Nutzten im Februar 2020 schon 1.700 Arztpraxen in Deutschland Videosprechstunden, stieg diese Zahl bis April auf 25.000 an, was einem extremen Wachstum von 1.370 Prozent entspricht. "Die Digitalisierung setzt sich durch im Patienten- und Arzt-Alltag: Telemedizinische Beratung und Behandlung sind nicht nur bequemer und zeitsparender, sondern auch sicherer," so Zava CEO David Meinertz.
Wie der Telemedizin Report anhand von interaktiven Diagrammen zeigt, wird das gesteigerte Interesse an der digitalen Sprechstunde auch durch den Anstieg entsprechender Google-Suchanfragen wie etwa "Sprechstunde online" deutlich. Die Umstellung auf die digitale Praxis scheint zu funktionieren: Vier von fünf Deutschen, die die Videosprechstunde bereits genutzt haben, würden dies erneut tun.

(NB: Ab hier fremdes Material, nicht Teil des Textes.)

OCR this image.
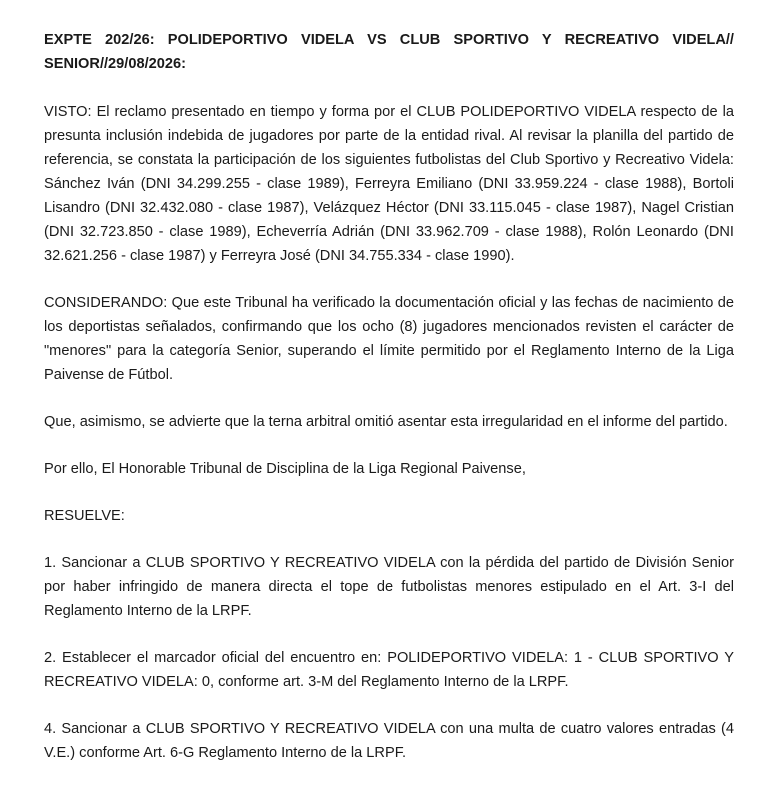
EXPTE 202/26: POLIDEPORTIVO VIDELA VS CLUB SPORTIVO Y RECREATIVO VIDELA// SENIOR//29/08/2026:

VISTO: El reclamo presentado en tiempo y forma por el CLUB POLIDEPORTIVO VIDELA respecto de la presunta inclusión indebida de jugadores por parte de la entidad rival. Al revisar la planilla del partido de referencia, se constata la participación de los siguientes futbolistas del Club Sportivo y Recreativo Videla: Sánchez Iván (DNI 34.299.255 - clase 1989), Ferreyra Emiliano (DNI 33.959.224 - clase 1988), Bortoli Lisandro (DNI 32.432.080 - clase 1987), Velázquez Héctor (DNI 33.115.045 - clase 1987), Nagel Cristian (DNI 32.723.850 - clase 1989), Echeverría Adrián (DNI 33.962.709 - clase 1988), Rolón Leonardo (DNI 32.621.256 - clase 1987) y Ferreyra José (DNI 34.755.334 - clase 1990).

CONSIDERANDO: Que este Tribunal ha verificado la documentación oficial y las fechas de nacimiento de los deportistas señalados, confirmando que los ocho (8) jugadores mencionados revisten el carácter de "menores" para la categoría Senior, superando el límite permitido por el Reglamento Interno de la Liga Paivense de Fútbol.

Que, asimismo, se advierte que la terna arbitral omitió asentar esta irregularidad en el informe del partido.

Por ello, El Honorable Tribunal de Disciplina de la Liga Regional Paivense,

RESUELVE:

1. Sancionar a CLUB SPORTIVO Y RECREATIVO VIDELA con la pérdida del partido de División Senior por haber infringido de manera directa el tope de futbolistas menores estipulado en el Art. 3-I del Reglamento Interno de la LRPF.

2. Establecer el marcador oficial del encuentro en: POLIDEPORTIVO VIDELA: 1 - CLUB SPORTIVO Y RECREATIVO VIDELA: 0, conforme art. 3-M del Reglamento Interno de la LRPF.

4. Sancionar a CLUB SPORTIVO Y RECREATIVO VIDELA con una multa de cuatro valores entradas (4 V.E.) conforme Art. 6-G Reglamento Interno de la LRPF.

Auch wenn Deutschland die Digitalisierung des Gesundheitssystems unter hohem Druck zu meistern scheint, besteht im Vergleich zu anderen europäischen Staaten noch erheblicher Nachholbedarf. Im "Digital Health Index"-Ranking, welches den Digitalisierungsgrad beschreibt, belegt Deutschland von 14 Ländern den vorletzten Platz. Eine besonders große Hürde stellt hierzulande das Thema Datenschutz dar. Nach Einschätzung des Zava Legal Teams liegen die Gründe hierfür in den vergleichsweise strengen Regelungen im Bundesdatenschutzgesetz sowie der Tatsache, dass jedes Bundesland über eine eigene Datenschutzbehörde verfügt. Dies führe "zu zusätzlichen Unwägbarkeiten in der Anwendung und Auslegung der Datenschutzvorgaben."

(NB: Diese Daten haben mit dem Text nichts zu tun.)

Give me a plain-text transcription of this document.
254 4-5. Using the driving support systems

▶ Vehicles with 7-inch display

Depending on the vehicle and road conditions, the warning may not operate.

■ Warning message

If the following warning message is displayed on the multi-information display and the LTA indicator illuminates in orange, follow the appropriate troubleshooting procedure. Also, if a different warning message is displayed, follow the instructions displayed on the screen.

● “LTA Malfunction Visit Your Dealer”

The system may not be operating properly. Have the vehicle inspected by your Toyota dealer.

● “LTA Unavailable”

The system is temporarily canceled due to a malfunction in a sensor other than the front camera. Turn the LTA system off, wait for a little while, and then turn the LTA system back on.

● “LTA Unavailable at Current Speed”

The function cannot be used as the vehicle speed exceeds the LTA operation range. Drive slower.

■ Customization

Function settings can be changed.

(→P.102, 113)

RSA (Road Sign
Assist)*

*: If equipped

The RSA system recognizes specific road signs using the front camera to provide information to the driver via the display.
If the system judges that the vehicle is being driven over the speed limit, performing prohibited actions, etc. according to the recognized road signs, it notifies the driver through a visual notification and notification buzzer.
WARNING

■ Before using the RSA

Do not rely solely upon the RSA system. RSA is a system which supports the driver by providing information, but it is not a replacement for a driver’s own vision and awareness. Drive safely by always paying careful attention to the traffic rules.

Technologische Innovationen im Bereich KI sind in der Verwaltung bereits auf breiter Ebene angekommen, doch gerade in Diagnostik, Behandlung und Nachversorgung kann KI der Medizin neue Möglichkeiten eröffnen. Dies zeigen unter anderem aktuelle Forschungsprojekte wie "Enhanced Recovery after Intensive Care" (kurz: ERIC) und TrueBrainConnect der Charité Berlin. Das große Potenzial von Innovationen im eHealth-Bereich haben internationale Tech-Giganten wie Google und Microsoft längst erkannt und investieren bereits hohe Summen in entsprechende Startups.
Die Entwicklung hin zum digitalen Gesundheitssystem führt zu neuen Anforderungen an den ärztlichen Beruf. Um reibungslose Abläufe sicherstellen zu können, muss dieser sich nun mit der nötigen Technologie auseinandersetzen. Darüber hinaus könnten in Zukunft neue Berufsbilder entstehen. Die Münch Stiftung plädiert für die Etablierung von drei neuen Gesundheitsberufen: der Fachkraft für digitale Gesundheit, des Prozessmanagers für digitale Gesundheit und des Systemarchitekten für digitale Gesundheit. Diese sollen dabei helfen, die digitale Transformation besser voranzubringen. Wie der Report eindrücklich dokumentiert, ist hierfür jedoch weit mehr notwendig – nämlich die Schaffung technischer Infrastrukturen und gesetzlicher Rahmenbedingungen, die den Fortschritt unterstützen, statt ihn zu bremsen.